しかし、大学卒業後、本格的にメイクアップアーティストとして歩み始める前に、西村さんは2つの大きな決断をする。

1つめの決断は、両親へのカミングアウトだ。

アメリカでは、すでに自分が同性愛者であることを隠さずに生きていたが、両親にはまだ告げられずにいた。

「やはり、すごく怖かったんです。うちの両親はドイツに住んでいた経験があり、多様な文化や価値に理解のある人だけど、それでも、きっとがっかりするんじゃないかなと」

(撮影:今井康一)

それでも告白を決心したのは、「大切な人たちに本当のことを言わないと変われない。人生の本番が始まらない」と感じたからだ。24歳のとき、一大決心で告白すると、想像以上にあっさりと受け入れてくれたという。

「母親は、『こうちゃんが小さい頃から私も悩んでいたけれど、ようやく謎が解けたわ』と。父親は薄々気づいていたみたいですね。『宏堂の好きなように生きなさい。宏堂の生き方は宏堂が決めることだから』と言ってくれました」。

両親が受け入れてくれたことで、モノクロの視界に一気に虹がかかり、頭の上の漬物石が空高く吹っ飛んだような、心が軽い気持ちになったそう。

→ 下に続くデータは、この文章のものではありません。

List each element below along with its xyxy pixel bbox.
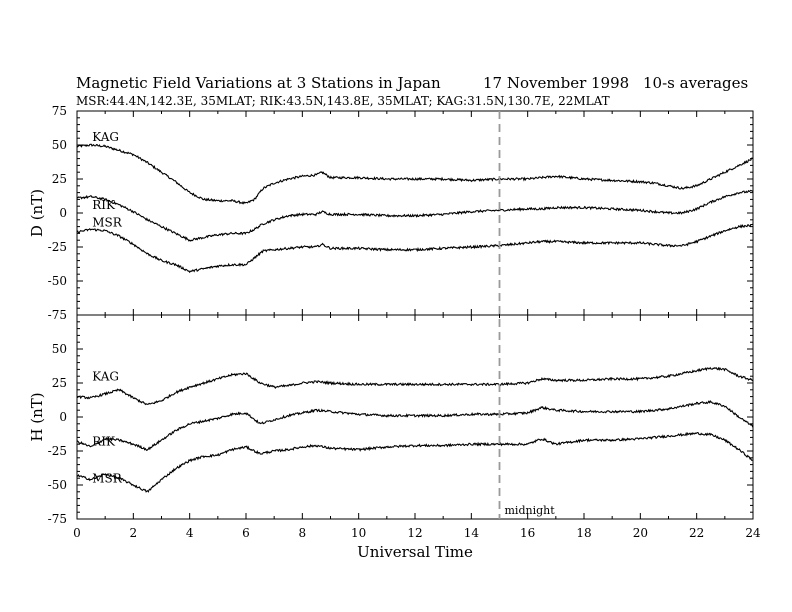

両親がありのままの自分を受け入れてくれたことで、西村さんの暗黒期は完全に終わった。

「周囲に自分がどんな人間であるかを正直に話すことが絶対だとは思いません。人により事情も心の準備もあるでしょう。でも、自分にとってとても大切な人、これだと思う人には、いつか本心を打ち明けられたらいいですよね」

大嫌いだった仏教と向き合って人生が変わった

もう1つ大きな決断は、大学卒業後に僧侶の修行に参加すること。

「理由は仏教を学び、僧侶になる過程で自分がどう進化できるのかを知りたかったからです。大学でアートを学び制作するうちに、もっともっと自分のアイデンティティを突き詰めることが必要だなと実感しました。大学の課題だった作品作りでは、折り紙や華道など日本の文化を織り込んだものを作ろうとしていましたが、正直、納得のいくものはできなかった。つまり、『自分らしさ』を表現する方法に行き詰まっていたんです」

自分らしさとは何か? 多くの人が人生の折々で挑む命題に、西村さんも向きあった。そのとき、浮かんできたのが大嫌いだった仏教を学ぶことだったという。